Accessibility notes:

  • The script traps focus inside the modal and closes on ESC.
  • Click outside closes the modal.
  • Images use the trigger’s text or aria‑label as alt text—add meaningful labels to your CTA.

Theme notes:

  • Colors and fonts inherit from your site. Tweak --lbx-bg and --lbx-fg in CSS if needed.
  • If other sections overlap the modal in Fluid Engine, raise the overlay with z-index (already high in the snippet).

For forms/videos in a modal, also see modal considerations for forms.


Performance and UX

Lightboxes should feel instant and effortless.

  • Keep images lean. Export at the displayed size plus a bit of headroom. Squarespace’s responsive loader helps, but source files still matter (image best practices).
  • Lazy‑load thumbnails. Squarespace galleries do this; if you hand‑code images elsewhere, add loading hints.
  • Respect motion settings. Use the prefers‑reduced‑motion media query to tone down transitions (MDN).
  • Keyboard and screen readers. Ensure focus moves into the modal, TAB cycles within, and ESC closes. WAI‑ARIA’s dialog pattern is the gold standard (W3C APG).
  • Captions and contrast. If captions overlay images, check contrast and readability. See caption styling tips.
  • Sliders + lightbox. If you’re using a Slideshow/Carousel gallery, you can still open a lightbox on click for detail viewing.

FAQ

Can I have multiple lightbox galleries on one page?

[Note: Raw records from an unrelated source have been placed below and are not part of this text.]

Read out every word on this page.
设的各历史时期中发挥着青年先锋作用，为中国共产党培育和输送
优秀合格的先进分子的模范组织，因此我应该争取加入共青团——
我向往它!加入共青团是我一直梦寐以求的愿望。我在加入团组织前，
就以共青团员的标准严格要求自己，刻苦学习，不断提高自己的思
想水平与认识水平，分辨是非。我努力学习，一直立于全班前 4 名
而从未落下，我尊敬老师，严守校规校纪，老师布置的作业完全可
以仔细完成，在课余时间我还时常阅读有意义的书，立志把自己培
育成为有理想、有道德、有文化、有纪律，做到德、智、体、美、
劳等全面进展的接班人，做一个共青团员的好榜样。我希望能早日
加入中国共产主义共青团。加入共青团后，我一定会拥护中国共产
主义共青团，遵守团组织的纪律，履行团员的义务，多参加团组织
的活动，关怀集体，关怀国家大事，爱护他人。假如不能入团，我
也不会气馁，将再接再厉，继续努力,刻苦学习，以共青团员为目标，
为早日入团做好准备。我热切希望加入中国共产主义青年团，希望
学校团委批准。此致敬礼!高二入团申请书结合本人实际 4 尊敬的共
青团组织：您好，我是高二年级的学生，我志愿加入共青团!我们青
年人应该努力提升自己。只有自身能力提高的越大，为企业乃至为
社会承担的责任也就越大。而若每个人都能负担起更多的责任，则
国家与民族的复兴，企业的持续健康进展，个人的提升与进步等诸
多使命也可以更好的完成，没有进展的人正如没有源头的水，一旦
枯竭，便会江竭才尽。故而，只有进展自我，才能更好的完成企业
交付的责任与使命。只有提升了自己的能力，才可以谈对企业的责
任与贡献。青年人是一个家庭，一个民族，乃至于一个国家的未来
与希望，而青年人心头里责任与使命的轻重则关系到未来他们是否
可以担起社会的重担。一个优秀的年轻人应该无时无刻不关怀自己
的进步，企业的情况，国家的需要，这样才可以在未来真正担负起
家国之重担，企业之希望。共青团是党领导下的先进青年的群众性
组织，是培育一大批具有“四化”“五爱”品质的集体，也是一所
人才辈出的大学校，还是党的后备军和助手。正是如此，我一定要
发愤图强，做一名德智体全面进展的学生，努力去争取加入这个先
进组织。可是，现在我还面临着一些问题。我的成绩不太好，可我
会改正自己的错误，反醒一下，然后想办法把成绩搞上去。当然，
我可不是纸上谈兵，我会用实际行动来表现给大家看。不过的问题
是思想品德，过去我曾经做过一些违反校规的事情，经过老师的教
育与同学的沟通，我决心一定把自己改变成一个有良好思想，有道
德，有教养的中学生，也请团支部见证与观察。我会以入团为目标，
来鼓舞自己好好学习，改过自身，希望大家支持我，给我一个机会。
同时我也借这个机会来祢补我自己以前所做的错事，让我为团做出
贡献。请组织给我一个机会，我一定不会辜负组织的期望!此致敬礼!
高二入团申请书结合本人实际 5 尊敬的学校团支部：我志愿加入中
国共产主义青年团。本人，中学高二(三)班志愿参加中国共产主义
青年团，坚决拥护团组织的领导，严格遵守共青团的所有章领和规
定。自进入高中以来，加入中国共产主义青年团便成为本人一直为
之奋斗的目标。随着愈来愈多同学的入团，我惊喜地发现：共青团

Yes. Each Image Block and Gallery Section is independent, so multiple “squarespace lightbox” areas can coexist. If you build a custom modal for CTAs, scope triggers with a class (for example, .portfolio .lbx-trigger versus .press .lbx-trigger) so events don’t overlap. Keep filenames and captions organized so Alt text and labels stay accurate across galleries.

How do I style captions inside the lightbox?

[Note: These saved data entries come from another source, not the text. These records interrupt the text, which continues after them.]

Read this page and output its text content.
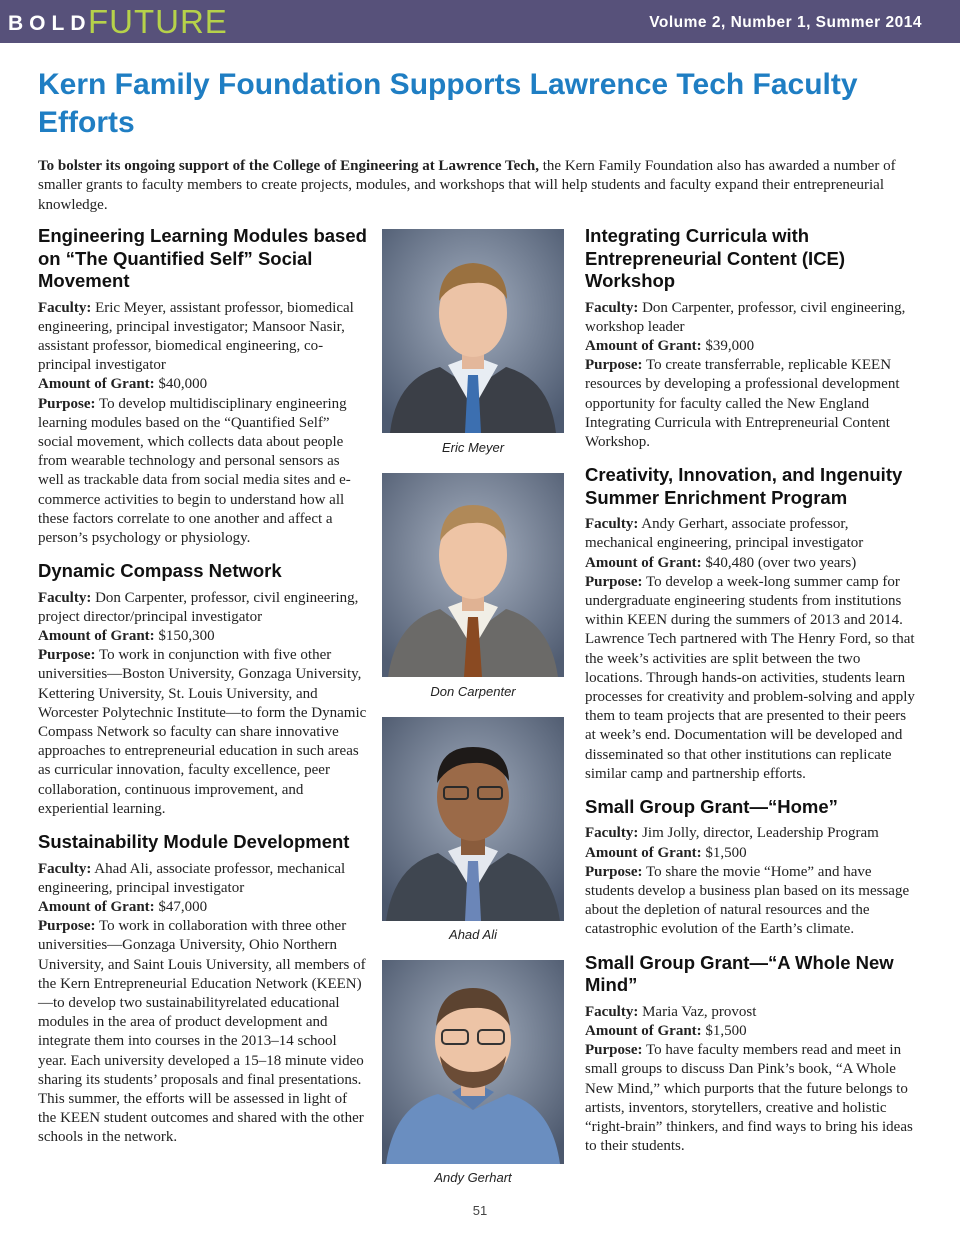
BOLD
FUTURE	Volume 2, Number 1, Summer 2014
Kern Family Foundation Supports Lawrence Tech Faculty Efforts

To bolster its ongoing support of the College of Engineering at Lawrence Tech, the Kern Family Foundation also has awarded a number of smaller grants to faculty members to create projects, modules, and workshops that will help students and faculty expand their entrepreneurial knowledge.

Engineering Learning Modules based on “The Quantified Self” Social Movement

Faculty: Eric Meyer, assistant professor, biomedical engineering, principal investigator; Mansoor Nasir, assistant professor, biomedical engineering, co-principal investigator

Amount of Grant: $40,000

Purpose: To develop multidisciplinary engineering learning modules based on the “Quantified Self” social movement, which collects data about people from wearable technology and personal sensors as well as trackable data from social media sites and e-commerce activities to begin to understand how all these factors correlate to one another and affect a person’s psychology or physiology.

Dynamic Compass Network

Faculty: Don Carpenter, professor, civil engineering, project director/principal investigator

Amount of Grant: $150,300

Purpose: To work in conjunction with five other universities—Boston University, Gonzaga University, Kettering University, St. Louis University, and Worcester Polytechnic Institute—to form the Dynamic Compass Network so faculty can share innovative approaches to entrepreneurial education in such areas as curricular innovation, faculty excellence, peer collaboration, continuous improvement, and experiential learning.

Sustainability Module Development

Faculty: Ahad Ali, associate professor, mechanical engineering, principal investigator

Amount of Grant: $47,000

Purpose: To work in collaboration with three other universities—Gonzaga University, Ohio Northern University, and Saint Louis University, all members of the Kern Entrepreneurial Education Network (KEEN)—to develop two sustainabilityrelated educational modules in the area of product development and integrate them into courses in the 2013–14 school year. Each university developed a 15–18 minute video sharing its students’ proposals and final presentations. This summer, the efforts will be assessed in light of the KEEN student outcomes and shared with the other schools in the network.

Eric Meyer
Don Carpenter
Ahad Ali
Andy Gerhart
Integrating Curricula with Entrepreneurial Content (ICE) Workshop

Faculty: Don Carpenter, professor, civil engineering, workshop leader

Amount of Grant: $39,000

Purpose: To create transferrable, replicable KEEN resources by developing a professional development opportunity for faculty called the New England Integrating Curricula with Entrepreneurial Content Workshop.

Creativity, Innovation, and Ingenuity Summer Enrichment Program

Faculty: Andy Gerhart, associate professor, mechanical engineering, principal investigator

Amount of Grant: $40,480 (over two years)

Purpose: To develop a week-long summer camp for undergraduate engineering students from institutions within KEEN during the summers of 2013 and 2014. Lawrence Tech partnered with The Henry Ford, so that the week’s activities are split between the two locations. Through hands-on activities, students learn processes for creativity and problem-solving and apply them to team projects that are presented to their peers at week’s end. Documentation will be developed and disseminated so that other institutions can replicate similar camp and partnership efforts.

Small Group Grant—“Home”

Faculty: Jim Jolly, director, Leadership Program

Amount of Grant: $1,500

Purpose: To share the movie “Home” and have students develop a business plan based on its message about the depletion of natural resources and the catastrophic evolution of the Earth’s climate.

Small Group Grant—“A Whole New Mind”

Faculty: Maria Vaz, provost

Amount of Grant: $1,500

Purpose: To have faculty members read and meet in small groups to discuss Dan Pink’s book, “A Whole New Mind,” which purports that the future belongs to artists, inventors, storytellers, creative and holistic “right-brain” thinkers, and find ways to bring his ideas to their students.

51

With native Squarespace viewers, use the block/section settings for caption position and style, then add fine‑tuning in Custom CSS. For example, adjust font weight, size, and spacing. We cover patterns in custom CSS for captions. If you’re using the custom modal, include caption text in the HTML content and style it with your body font and colors for consistency.

Can a button open a form or video in a lightbox popup Squarespace?

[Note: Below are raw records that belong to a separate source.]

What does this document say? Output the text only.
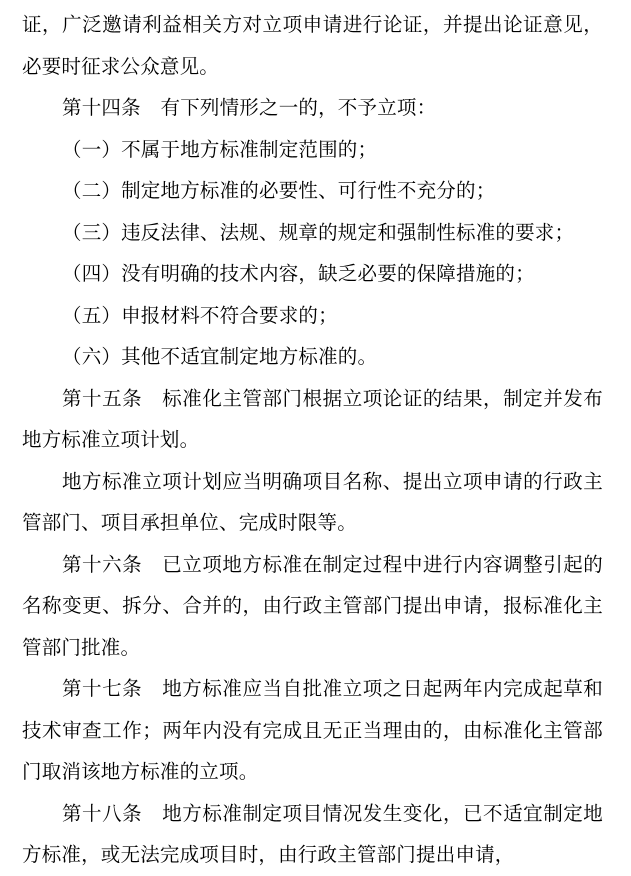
证，广泛邀请利益相关方对立项申请进行论证，并提出论证意见，必要时征求公众意见。

第十四条　有下列情形之一的，不予立项：

（一）不属于地方标准制定范围的；

（二）制定地方标准的必要性、可行性不充分的；

（三）违反法律、法规、规章的规定和强制性标准的要求；

（四）没有明确的技术内容，缺乏必要的保障措施的；

（五）申报材料不符合要求的；

（六）其他不适宜制定地方标准的。

第十五条　标准化主管部门根据立项论证的结果，制定并发布地方标准立项计划。

地方标准立项计划应当明确项目名称、提出立项申请的行政主管部门、项目承担单位、完成时限等。

第十六条　已立项地方标准在制定过程中进行内容调整引起的名称变更、拆分、合并的，由行政主管部门提出申请，报标准化主管部门批准。

第十七条　地方标准应当自批准立项之日起两年内完成起草和技术审查工作；两年内没有完成且无正当理由的，由标准化主管部门取消该地方标准的立项。

第十八条　地方标准制定项目情况发生变化，已不适宜制定地方标准，或无法完成项目时，由行政主管部门提出申请，
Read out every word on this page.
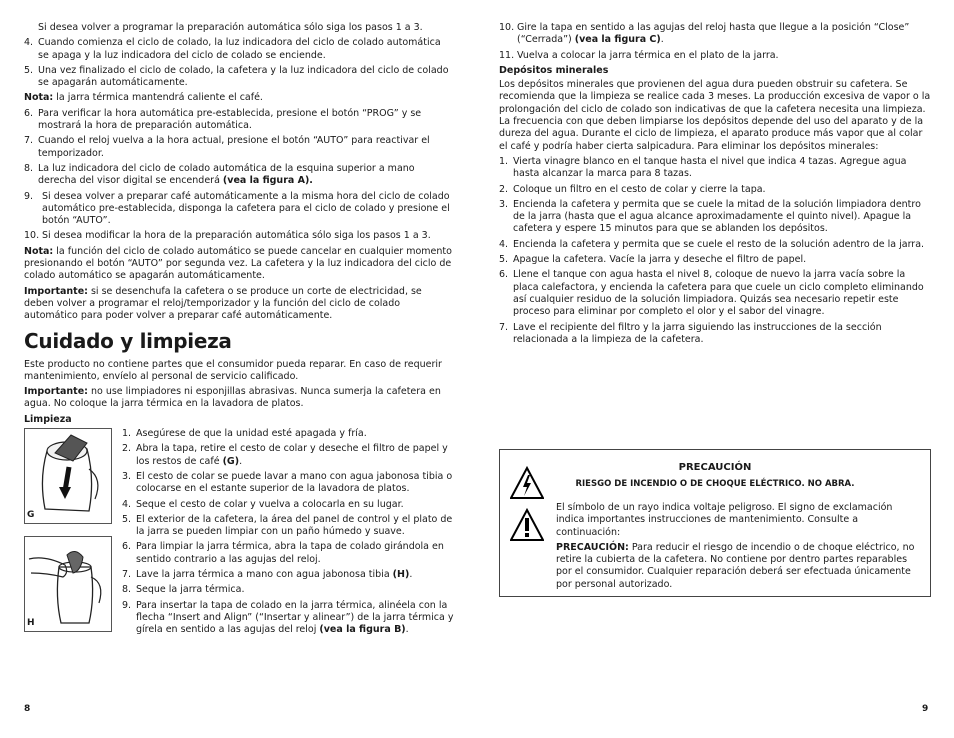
Si desea volver a programar la preparación automática sólo siga los pasos 1 a 3.
4. Cuando comienza el ciclo de colado, la luz indicadora del ciclo de colado automática se apaga y la luz indicadora del ciclo de colado se enciende.
5. Una vez finalizado el ciclo de colado, la cafetera y la luz indicadora del ciclo de colado se apagarán automáticamente.

Nota: la jarra térmica mantendrá caliente el café.

6. Para verificar la hora automática pre-establecida, presione el botón “PROG” y se mostrará la hora de preparación automática.
7. Cuando el reloj vuelva a la hora actual, presione el botón “AUTO” para reactivar el temporizador.
8. La luz indicadora del ciclo de colado automática de la esquina superior a mano derecha del visor digital se encenderá (vea la figura A).
9. Si desea volver a preparar café automáticamente a la misma hora del ciclo de colado automático pre-establecida, disponga la cafetera para el ciclo de colado y presione el botón “AUTO”.
10. Si desea modificar la hora de la preparación automática sólo siga los pasos 1 a 3.

Nota: la función del ciclo de colado automático se puede cancelar en cualquier momento presionando el botón “AUTO” por segunda vez. La cafetera y la luz indicadora del ciclo de colado automático se apagarán automáticamente.

Importante: si se desenchufa la cafetera o se produce un corte de electricidad, se deben volver a programar el reloj/temporizador y la función del ciclo de colado automático para poder volver a preparar café automáticamente.

Cuidado y limpieza

Este producto no contiene partes que el consumidor pueda reparar. En caso de requerir mantenimiento, envíelo al personal de servicio calificado.

Importante: no use limpiadores ni esponjillas abrasivas. Nunca sumerja la cafetera en agua. No coloque la jarra térmica en la lavadora de platos.

Limpieza
G
H
1. Asegúrese de que la unidad esté apagada y fría.
2. Abra la tapa, retire el cesto de colar y deseche el filtro de papel y los restos de café (G).
3. El cesto de colar se puede lavar a mano con agua jabonosa tibia o colocarse en el estante superior de la lavadora de platos.
4. Seque el cesto de colar y vuelva a colocarla en su lugar.
5. El exterior de la cafetera, la área del panel de control y el plato de la jarra se pueden limpiar con un paño húmedo y suave.
6. Para limpiar la jarra térmica, abra la tapa de colado girándola en sentido contrario a las agujas del reloj.
7. Lave la jarra térmica a mano con agua jabonosa tibia (H).
8. Seque la jarra térmica.
9. Para insertar la tapa de colado en la jarra térmica, alinéela con la flecha “Insert and Align” (“Insertar y alinear”) de la jarra térmica y gírela en sentido a las agujas del reloj (vea la figura B).
8
10. Gire la tapa en sentido a las agujas del reloj hasta que llegue a la posición “Close” (“Cerrada”) (vea la figura C).
11. Vuelva a colocar la jarra térmica en el plato de la jarra.
Depósitos minerales

Los depósitos minerales que provienen del agua dura pueden obstruir su cafetera. Se recomienda que la limpieza se realice cada 3 meses. La producción excesiva de vapor o la prolongación del ciclo de colado son indicativas de que la cafetera necesita una limpieza. La frecuencia con que deben limpiarse los depósitos depende del uso del aparato y de la dureza del agua. Durante el ciclo de limpieza, el aparato produce más vapor que al colar el café y podría haber cierta salpicadura. Para eliminar los depósitos minerales:

1. Vierta vinagre blanco en el tanque hasta el nivel que indica 4 tazas. Agregue agua hasta alcanzar la marca para 8 tazas.
2. Coloque un filtro en el cesto de colar y cierre la tapa.
3. Encienda la cafetera y permita que se cuele la mitad de la solución limpiadora dentro de la jarra (hasta que el agua alcance aproximadamente el quinto nivel). Apague la cafetera y espere 15 minutos para que se ablanden los depósitos.
4. Encienda la cafetera y permita que se cuele el resto de la solución adentro de la jarra.
5. Apague la cafetera. Vacíe la jarra y deseche el filtro de papel.
6. Llene el tanque con agua hasta el nivel 8, coloque de nuevo la jarra vacía sobre la placa calefactora, y encienda la cafetera para que cuele un ciclo completo eliminando así cualquier residuo de la solución limpiadora. Quizás sea necesario repetir este proceso para eliminar por completo el olor y el sabor del vinagre.
7. Lave el recipiente del filtro y la jarra siguiendo las instrucciones de la sección relacionada a la limpieza de la cafetera.
PRECAUCIÓN
RIESGO DE INCENDIO O DE CHOQUE ELÉCTRICO. NO ABRA.

El símbolo de un rayo indica voltaje peligroso. El signo de exclamación indica importantes instrucciones de mantenimiento. Consulte a continuación:

PRECAUCIÓN: Para reducir el riesgo de incendio o de choque eléctrico, no retire la cubierta de la cafetera. No contiene por dentro partes reparables por el consumidor. Cualquier reparación deberá ser efectuada únicamente por personal autorizado.

9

Yes. Use the custom modal pattern above and place a Form Block, YouTube/Vimeo embed, or a booking widget inside the hidden container. The script will clone and display it. For more on forms and timing (e.g., when to use a true pop‑up vs. a click‑triggered modal), see our pop‑up guide. Remember to ensure focus moves into the modal and ESC closes it.

What’s the difference between a lightbox and an image slider Squarespace?

A slider (Slideshow/Carousel) lets visitors browse thumbnails or slides inline. A lightbox opens a focused, larger view on top of the page. You can use both: a Gallery Section for the slider and “open in lightbox on click” for detail. Keep slide counts reasonable and images optimized so navigation stays smooth on mobile.

How do I keep the page fast when using large images?

Start with right‑sized source files and sensible compression; Squarespace will create responsive variants, but it can’t fix huge originals. Reuse images across pages so they stay cached. Prefer JPEG/WebP for photos and SVG/PNG for graphics. Avoid loading dozens of poster‑sized hero images in a single grid; paginate or break into sections if you have many items.

Is the native Squarespace viewer accessible?

Squarespace’s built‑in viewer handles basics like keyboard navigation and focus management. Still, always provide descriptive Alt text and readable captions. If you code your own modal, follow the ARIA dialog guidance, trap focus, and let ESC close. Respect prefers‑reduced‑motion and ensure sufficient color contrast.